Another concern is a proposed change to the performance indicators used to measure progress. Changing what is measured from one plan to the next makes it hard to compare results and track progress toward goals. In addition, the RTP/SCS Action Plan lacks detail, currently being no more than a table of projects. Escárcega and his fellow advocates say that a clear action plan with steps for implementation would be a good way to further engage community members in the planning process, and it could increase their understanding of the plan.
“My concern is that it is still a little too technical,” said Veronica Tovar, program coordinator for Catholic Charities Environmental Justice Project. She said this applied not just to the plan, but also the outreach conducted by StanCOG. Tovar, along with members of Valley Improvement Projects and the Stanislaus Sustainable Communities Coalition, attended workshops and the public hearing for the RTP/SCS. While the public turnout was good, according to Tovar and other advocates, the workshops and the final document were filled with too much jargon for the average person to understand.
“I heard models and formulas and charts, but I didn’t hear about conversations with people,” said Elizabeth Claes, a bicycling advocate and member of the StanCOG Citizens Advisory Committee, of a workshop she attended in Turlock.
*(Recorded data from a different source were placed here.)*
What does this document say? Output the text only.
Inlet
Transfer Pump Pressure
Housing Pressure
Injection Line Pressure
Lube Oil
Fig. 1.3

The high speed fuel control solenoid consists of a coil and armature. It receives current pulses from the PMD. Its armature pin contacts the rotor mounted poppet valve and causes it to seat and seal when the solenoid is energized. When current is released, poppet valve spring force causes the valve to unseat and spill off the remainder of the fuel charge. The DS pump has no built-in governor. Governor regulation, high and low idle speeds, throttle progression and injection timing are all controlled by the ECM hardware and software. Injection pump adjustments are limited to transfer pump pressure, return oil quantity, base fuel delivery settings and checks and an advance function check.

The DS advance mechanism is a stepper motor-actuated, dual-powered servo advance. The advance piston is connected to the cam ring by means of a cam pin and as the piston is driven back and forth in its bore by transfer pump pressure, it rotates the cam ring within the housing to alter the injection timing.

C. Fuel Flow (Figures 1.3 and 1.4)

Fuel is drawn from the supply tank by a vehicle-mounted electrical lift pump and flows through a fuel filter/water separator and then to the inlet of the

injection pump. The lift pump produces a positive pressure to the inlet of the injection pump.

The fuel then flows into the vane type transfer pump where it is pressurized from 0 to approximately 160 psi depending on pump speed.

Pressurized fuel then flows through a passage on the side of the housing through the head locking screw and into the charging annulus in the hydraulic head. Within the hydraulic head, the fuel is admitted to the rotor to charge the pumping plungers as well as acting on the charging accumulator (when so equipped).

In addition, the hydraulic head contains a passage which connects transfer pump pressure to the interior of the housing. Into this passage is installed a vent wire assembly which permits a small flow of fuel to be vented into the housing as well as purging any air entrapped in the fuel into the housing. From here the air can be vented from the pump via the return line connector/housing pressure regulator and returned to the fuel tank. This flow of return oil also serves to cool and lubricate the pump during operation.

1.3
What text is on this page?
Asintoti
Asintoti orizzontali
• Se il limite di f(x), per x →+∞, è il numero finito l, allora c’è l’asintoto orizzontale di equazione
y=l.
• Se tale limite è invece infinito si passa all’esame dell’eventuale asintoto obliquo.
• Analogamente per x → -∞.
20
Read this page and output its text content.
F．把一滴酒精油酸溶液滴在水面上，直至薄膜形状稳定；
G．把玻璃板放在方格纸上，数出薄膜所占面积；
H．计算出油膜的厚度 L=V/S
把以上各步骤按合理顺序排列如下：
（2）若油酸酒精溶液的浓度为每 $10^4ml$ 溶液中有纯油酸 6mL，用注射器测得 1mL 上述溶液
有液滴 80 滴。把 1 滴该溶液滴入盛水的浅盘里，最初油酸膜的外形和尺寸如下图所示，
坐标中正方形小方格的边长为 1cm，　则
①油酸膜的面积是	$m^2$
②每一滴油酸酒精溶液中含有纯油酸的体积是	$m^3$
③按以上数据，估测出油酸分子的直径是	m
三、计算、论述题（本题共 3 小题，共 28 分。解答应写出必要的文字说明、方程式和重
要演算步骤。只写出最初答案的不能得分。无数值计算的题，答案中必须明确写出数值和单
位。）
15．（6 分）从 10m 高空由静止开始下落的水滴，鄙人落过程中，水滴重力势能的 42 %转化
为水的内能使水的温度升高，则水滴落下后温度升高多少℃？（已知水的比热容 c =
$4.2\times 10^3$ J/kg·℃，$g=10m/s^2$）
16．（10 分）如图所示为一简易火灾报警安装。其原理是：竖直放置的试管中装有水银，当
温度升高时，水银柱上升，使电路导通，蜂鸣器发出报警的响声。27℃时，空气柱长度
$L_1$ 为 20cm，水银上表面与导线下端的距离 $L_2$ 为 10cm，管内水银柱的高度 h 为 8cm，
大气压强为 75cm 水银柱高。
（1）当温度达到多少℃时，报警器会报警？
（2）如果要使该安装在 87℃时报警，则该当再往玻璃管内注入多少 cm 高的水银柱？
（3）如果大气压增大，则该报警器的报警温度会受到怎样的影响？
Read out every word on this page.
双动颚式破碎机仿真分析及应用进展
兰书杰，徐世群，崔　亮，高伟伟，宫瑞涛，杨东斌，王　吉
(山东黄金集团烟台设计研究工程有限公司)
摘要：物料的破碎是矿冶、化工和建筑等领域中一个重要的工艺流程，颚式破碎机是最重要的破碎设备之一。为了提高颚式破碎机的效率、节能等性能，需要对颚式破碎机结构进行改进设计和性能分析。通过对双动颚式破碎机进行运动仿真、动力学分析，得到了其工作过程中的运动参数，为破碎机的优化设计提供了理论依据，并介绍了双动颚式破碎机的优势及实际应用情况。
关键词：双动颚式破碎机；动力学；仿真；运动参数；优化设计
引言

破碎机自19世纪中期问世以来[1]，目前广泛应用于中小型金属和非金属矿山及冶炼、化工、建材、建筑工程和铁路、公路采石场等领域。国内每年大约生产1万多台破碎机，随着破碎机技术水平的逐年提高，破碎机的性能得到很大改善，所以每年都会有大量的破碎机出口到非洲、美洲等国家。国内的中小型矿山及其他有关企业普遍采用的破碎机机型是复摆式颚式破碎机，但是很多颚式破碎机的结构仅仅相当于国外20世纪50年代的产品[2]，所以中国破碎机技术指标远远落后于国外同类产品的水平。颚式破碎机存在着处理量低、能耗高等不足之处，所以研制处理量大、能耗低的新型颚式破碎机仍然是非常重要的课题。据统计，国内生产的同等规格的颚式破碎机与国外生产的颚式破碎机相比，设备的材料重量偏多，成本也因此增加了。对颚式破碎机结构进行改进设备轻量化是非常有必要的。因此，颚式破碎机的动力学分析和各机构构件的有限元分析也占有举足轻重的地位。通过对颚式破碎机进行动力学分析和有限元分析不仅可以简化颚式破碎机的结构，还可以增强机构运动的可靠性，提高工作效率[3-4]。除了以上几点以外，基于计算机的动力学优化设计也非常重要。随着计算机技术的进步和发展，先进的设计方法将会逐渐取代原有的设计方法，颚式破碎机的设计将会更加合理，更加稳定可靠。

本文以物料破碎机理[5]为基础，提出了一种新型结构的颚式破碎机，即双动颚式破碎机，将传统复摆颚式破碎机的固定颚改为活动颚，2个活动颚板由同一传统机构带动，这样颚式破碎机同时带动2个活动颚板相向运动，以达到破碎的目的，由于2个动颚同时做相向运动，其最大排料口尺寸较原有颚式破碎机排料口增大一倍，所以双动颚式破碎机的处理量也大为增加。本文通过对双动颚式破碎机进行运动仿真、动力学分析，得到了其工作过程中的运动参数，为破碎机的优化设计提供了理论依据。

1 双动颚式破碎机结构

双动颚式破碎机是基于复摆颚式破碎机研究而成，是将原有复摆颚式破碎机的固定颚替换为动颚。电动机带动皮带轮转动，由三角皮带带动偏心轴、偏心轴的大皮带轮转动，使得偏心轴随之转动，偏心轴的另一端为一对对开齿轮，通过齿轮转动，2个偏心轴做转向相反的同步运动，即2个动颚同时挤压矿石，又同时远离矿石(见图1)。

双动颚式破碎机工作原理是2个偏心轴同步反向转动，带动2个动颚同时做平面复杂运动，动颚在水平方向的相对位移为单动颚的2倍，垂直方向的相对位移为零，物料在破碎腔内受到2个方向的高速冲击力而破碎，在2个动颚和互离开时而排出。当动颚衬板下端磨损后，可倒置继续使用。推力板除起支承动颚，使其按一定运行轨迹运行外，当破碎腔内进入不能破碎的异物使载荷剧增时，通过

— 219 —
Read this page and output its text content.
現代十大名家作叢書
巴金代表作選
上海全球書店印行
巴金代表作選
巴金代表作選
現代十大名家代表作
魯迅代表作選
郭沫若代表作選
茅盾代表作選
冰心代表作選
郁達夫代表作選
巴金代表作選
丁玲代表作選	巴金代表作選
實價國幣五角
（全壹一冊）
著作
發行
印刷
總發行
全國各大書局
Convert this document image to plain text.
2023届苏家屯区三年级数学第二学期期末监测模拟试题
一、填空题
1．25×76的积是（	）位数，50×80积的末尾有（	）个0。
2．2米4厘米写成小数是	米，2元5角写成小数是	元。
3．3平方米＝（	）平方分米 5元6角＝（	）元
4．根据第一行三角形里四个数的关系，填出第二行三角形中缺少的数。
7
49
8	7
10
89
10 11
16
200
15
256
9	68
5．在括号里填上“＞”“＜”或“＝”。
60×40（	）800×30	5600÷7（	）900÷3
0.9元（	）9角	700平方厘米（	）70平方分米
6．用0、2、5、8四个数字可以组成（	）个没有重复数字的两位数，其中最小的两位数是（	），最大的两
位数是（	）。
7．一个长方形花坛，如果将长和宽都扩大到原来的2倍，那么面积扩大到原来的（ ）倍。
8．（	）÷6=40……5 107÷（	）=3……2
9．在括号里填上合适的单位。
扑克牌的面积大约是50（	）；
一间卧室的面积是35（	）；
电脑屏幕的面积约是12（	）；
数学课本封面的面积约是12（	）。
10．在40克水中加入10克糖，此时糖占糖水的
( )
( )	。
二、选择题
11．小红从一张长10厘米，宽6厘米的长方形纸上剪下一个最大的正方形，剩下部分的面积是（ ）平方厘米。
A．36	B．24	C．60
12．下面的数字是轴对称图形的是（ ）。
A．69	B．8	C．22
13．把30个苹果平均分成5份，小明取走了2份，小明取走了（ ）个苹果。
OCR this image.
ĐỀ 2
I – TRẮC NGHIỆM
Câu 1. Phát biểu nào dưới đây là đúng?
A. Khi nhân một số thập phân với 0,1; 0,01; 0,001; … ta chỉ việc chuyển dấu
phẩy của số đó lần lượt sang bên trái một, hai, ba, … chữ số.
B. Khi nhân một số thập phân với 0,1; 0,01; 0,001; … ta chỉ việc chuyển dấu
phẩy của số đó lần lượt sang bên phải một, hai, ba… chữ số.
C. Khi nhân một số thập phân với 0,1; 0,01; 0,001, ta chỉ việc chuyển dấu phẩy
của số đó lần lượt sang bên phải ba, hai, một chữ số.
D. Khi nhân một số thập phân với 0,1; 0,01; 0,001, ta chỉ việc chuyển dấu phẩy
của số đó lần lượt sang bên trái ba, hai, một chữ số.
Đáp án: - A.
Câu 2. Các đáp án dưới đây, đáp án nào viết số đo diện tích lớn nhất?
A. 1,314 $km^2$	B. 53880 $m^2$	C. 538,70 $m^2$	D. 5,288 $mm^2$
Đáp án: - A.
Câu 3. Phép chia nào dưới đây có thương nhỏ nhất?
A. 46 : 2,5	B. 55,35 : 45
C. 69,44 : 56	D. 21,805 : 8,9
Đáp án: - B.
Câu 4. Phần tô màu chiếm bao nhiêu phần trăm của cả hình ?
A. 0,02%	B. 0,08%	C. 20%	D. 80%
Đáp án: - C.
Despite these drawbacks, advocates commended staff for the increase in public participation outreach and for their willingness to work with community groups. Escárcega and Tovar plan to reach out to StanCOG policy board members with their concerns before the final plan is approved.
Meanwhile the nearby San Joaquin County council of governments board recently approved its 2018 RTP/SCS, which plans investments of $11.5 billion in the region’s transportation system. Approximately 39 percent of that–$4.4 billion–will go towards roadway improvements and maintenance, with another 28 percent–$3.1 billion—for increased roadway capacity (more vehicle lane miles). Transit projects would receive about 31 percent of the investments–$3.6 billion—and almost three percent–$320 million–will be spent on bicycle and pedestrian improvements.
The SJCOG’s plan is expected to meet regional greenhouse gas emission reduction targets–five percent in 2020 and ten percent in 2035–and the agency projects that under its chosen plan, greenhouse gas emissions will be reduced by about 21.6 percent per capita. But under what it has called its “business-as-usual” plan, says SJCOG, those emissions would be reduced by about 20.3 percent.
SJCOG also expects the approved plan to reduce VMT—by about eleven percent from the 2015 baseline, which is about 2.63 miles per capita. But it also claims its “business-as-usual” scenario would reduce VMT by 22.16 percent.
But without better explanations of how they arrived at these numbers, it’s had to judge whether they are just hot air.
SJCOG’s plan has already been adopted, but StanCOG’s is in draft form. Another public hearing will be held to discuss it at 6 p.m., Wednesday, July 18, at the Ceres Community Center, 2701 4th Street, Ceres. Adoption of the final plan is scheduled for the Wednesday, Aug. 15, StanCOG Policy Board meeting.